バブル退治は結局何をもたらしたか、大手マスコミに踊らされただけだった。

  1989年前後に酷い政策が相次いで打ち出された。公定歩合の引き上げもさることながら、銀行による「総需要抑制」と称する不動産事業者への貸出禁止と引き剥がし、国税による不動産短期譲渡所得(当時は購入後10年以内の物件を短期と称した)譲渡益に対する98%課税、さらには監視地域と称する特定地域での土地取引の抑制。そうした滅茶苦茶な施策により不動産企業は相次いで破綻し、町の不動産屋もわが世の春から一転して夜逃げへと追い込まれた。


 


 不動産バブルは崩壊したが、それから20年もデフレ不況が続いている。土地公示価格は依然として全国平均では対前年比マイナスが続いているのが何よりの証拠だ。しかし、バブル崩壊の不良債権処理と称して日本の銀行に莫大なカネを公的支援として注ぎ込み、その銀行を禿鷹ファンドに10億円程度でプレゼントした竹中氏なる市場原理主義者が登場したりした。今でも大きな顔をしてテレビに出ているが、彼が一体何をやったか、歴史がそのうち厳しく評価するだろう。


 


 バブルを叩き壊して、一体何が残っただろうか。反対にバブルが続いていて、何が悪かったのだろうか。税収も絶好調で国民は全体的に不況知らずだった。就職も青田刈りが一般的で、新卒者たちは金の卵と持て囃された。


 土地価格が上昇して一般庶民には手の届かないものになった、として大手マスコミが先頭になって不動産事業者たちを「悪徳不動産」と罵り倒した。特定の不動産事業者がテレビのワイドショーに取り上げられて、徹底して不道徳振りや金満家振りを半ば羨望の目で見ながら非難した。だから彼らが一転してバブル崩壊で破綻すると溜飲を下げて、落ちぶれた不動産事業者をテレビカメラは面白い見世物のように追いかけ回した。


 


 しかし、それからやって来たデフレ不況は庶民を直撃しなかっただろうか。新卒者を直撃しなかっただろうか。そして土地や家は価格下落で庶民の手に届くものになっただろうか。ヤンヤの喝采で不動産バブル紳士たちを破産へと追いつめて面白がっていた人たちは、結局何を手にしただろうか。

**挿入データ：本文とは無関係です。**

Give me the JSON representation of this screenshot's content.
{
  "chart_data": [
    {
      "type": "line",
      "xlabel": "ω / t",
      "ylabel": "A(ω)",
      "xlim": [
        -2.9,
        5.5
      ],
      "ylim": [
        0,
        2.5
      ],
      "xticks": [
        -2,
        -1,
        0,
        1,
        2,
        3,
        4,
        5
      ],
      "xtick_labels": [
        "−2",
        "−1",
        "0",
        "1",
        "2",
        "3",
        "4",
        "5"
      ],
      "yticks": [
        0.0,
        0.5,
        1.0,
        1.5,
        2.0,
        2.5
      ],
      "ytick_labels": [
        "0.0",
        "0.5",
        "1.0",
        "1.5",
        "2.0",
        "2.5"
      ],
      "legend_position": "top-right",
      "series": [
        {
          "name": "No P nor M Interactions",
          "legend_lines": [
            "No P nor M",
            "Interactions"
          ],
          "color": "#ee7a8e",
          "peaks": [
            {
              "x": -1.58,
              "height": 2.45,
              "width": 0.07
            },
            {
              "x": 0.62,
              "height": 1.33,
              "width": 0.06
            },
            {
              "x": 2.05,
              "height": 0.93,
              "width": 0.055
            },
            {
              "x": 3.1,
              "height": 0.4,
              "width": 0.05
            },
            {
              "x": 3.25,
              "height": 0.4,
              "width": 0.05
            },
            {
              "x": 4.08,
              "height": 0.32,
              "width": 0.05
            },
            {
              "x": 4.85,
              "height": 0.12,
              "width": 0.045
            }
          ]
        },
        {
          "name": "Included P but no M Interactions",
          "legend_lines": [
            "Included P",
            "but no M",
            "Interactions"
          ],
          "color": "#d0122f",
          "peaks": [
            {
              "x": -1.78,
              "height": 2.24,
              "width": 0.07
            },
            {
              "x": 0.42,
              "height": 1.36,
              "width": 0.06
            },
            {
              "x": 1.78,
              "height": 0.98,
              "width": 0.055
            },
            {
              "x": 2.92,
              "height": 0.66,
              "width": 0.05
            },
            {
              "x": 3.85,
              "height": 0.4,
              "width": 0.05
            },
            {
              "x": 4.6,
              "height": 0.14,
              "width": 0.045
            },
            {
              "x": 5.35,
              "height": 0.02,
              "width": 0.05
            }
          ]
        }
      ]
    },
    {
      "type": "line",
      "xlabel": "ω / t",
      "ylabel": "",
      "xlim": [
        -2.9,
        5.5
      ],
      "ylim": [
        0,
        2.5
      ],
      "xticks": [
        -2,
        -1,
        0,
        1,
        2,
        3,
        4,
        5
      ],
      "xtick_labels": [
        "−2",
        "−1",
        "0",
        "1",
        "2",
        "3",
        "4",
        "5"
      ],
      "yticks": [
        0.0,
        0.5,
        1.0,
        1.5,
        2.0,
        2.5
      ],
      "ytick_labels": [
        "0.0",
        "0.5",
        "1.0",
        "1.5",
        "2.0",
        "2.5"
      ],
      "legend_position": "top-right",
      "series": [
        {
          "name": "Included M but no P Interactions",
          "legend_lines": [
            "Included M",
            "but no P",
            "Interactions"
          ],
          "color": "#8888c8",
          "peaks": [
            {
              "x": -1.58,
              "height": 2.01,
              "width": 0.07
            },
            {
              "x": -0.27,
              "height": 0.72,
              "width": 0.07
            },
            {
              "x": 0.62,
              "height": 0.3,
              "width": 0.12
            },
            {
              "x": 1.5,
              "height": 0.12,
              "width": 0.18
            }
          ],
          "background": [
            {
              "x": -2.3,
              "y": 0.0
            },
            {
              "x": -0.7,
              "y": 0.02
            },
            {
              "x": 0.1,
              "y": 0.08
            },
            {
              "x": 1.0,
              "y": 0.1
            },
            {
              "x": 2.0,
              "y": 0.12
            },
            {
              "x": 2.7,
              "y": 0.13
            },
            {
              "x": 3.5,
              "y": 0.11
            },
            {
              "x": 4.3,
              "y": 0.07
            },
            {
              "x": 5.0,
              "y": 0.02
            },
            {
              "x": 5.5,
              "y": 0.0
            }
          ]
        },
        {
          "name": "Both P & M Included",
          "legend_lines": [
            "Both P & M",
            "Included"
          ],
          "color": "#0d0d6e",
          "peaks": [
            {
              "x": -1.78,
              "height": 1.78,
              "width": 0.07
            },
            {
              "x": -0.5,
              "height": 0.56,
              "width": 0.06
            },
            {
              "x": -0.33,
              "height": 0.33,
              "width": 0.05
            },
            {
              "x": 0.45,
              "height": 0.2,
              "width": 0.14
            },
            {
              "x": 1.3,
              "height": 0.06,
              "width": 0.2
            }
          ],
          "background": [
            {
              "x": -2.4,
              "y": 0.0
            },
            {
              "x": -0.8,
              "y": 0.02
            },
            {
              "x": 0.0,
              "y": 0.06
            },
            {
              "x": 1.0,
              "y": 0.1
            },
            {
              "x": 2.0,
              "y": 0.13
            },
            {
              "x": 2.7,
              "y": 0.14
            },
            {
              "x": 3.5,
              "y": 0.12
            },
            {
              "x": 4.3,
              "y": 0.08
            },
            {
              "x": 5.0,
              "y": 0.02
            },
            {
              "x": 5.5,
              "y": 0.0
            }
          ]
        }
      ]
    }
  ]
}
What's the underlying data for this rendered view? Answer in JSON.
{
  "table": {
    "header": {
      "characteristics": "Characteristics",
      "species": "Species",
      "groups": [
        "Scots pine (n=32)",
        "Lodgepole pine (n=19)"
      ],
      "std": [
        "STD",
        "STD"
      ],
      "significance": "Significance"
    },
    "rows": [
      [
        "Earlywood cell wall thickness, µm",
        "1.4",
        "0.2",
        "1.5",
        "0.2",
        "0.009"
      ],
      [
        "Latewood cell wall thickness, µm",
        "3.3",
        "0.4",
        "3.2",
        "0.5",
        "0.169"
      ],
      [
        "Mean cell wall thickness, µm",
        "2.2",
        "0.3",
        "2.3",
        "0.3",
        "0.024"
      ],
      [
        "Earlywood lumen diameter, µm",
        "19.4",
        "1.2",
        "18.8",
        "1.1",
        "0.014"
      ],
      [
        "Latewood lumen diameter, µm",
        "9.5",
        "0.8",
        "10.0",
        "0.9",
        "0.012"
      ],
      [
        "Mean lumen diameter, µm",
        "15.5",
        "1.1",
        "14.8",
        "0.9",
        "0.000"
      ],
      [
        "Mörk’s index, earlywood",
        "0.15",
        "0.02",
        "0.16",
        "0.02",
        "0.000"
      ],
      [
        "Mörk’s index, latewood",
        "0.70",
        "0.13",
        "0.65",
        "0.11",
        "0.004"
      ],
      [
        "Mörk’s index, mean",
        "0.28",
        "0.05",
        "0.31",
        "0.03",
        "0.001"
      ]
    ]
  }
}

 仮需要は膨らみ切った風船だから、放置していてもやがて自然としぼむタチのものだった。誰かがババを掴んで損をするのは株式市場の世界では日常的に良くあることだ。それが不動産取引で起こったに過ぎなかった。大手マスコミが一斉に囃す流れに乗るとロクなことはない。徹底してバブル叩きを行って、その果てに信用収縮による莫大な不良債権の山を造ってしまった。何と愚かなことをしでかしたものだろうか。


 放置していても、自然とバブルは終息して落ち着くべき所に土地価格は落ち着いたはずだ。それも極めて自然に。三重野氏の御逝去の報に接して、通貨当局が何を為すべきで、何を成してはいけなかったのか、今もって最高責任者は御存じないようだと感慨一入だ。